Smart

  • Smart Therapy

    The SMART programme uses movement and play to help children experience, a sense of safety, security and regulation in their systems. It is unique in the world of therapy in that it brings together techniques from the disciplines of Psychotherapy and Sensory Integration, by drawing on elements from both areas of practice SMART enables the therapist to provide a full expression of both mind and body techniques. Research has shown that working with movement and the body is key in healing trauma, as it supports the restoration of balance in the nervous system and helps bring about long term healing ( see evidence page for more info) ...

    History of Smart:

    SMART (Sensory Motor Arousal Regulation Treatment) was initiated to explore and expand the repertoire of regulating experiences for children and their caregivers with the aim of nurturing healing and growth For children with trauma in their background, regulation of emotional, behavioural and interpersonal life is exceedingly difficult. Thus, they find it difficult to live peacefully with their families, to make friends, and to learn in school. "Stressed out children function like threatened animals –they are unable to learn, attend, concentrate, enjoy friendships, play and problems solve." (Sunderland, 2012)

    Why SMART ?

    By adding a new array of strategies to the standard mental health therapy repertoire, we can better help children become more organized, playful, and expressive in their everyday lives.
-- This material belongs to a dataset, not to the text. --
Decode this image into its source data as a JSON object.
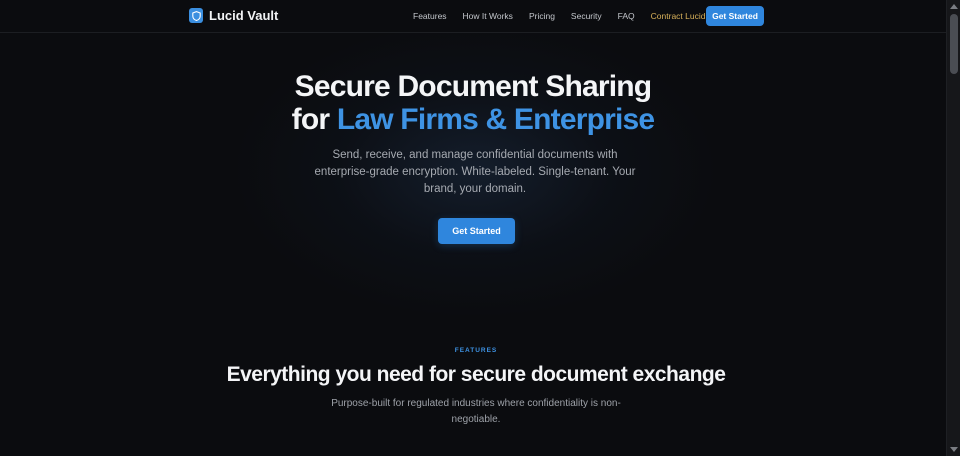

Caregivers can learn these strategies in the context of the therapy, while they work in tandem with the therapist. The SMART model draws on expertise from the worlds of trauma-focused psychotherapy, sensorimotor psychotherapy, sensory integration, play therapy, attachment and family therapy, developmental psychology and human development. The therapy typically takes places in a room developed especially for this purpose, children can playfully use big pillows, weighted blankets, balance beams, art materials and other equipment that call for full engagement of the whole body and mind. This new therapy approach for treatment of trauma is designed to be helpful to children and caregivers alike. Caregivers often have their own needs to learn how to be present and calm as parents because of personal history or current stressors. Often strategies learned with their children are useful to adults. Either through participation in the child's therapy, or through private parent guidance work, caregivers can benefit from this approach. SMART also follows an attachment approach and during sessions the therapist acts as a source of regulation for the child.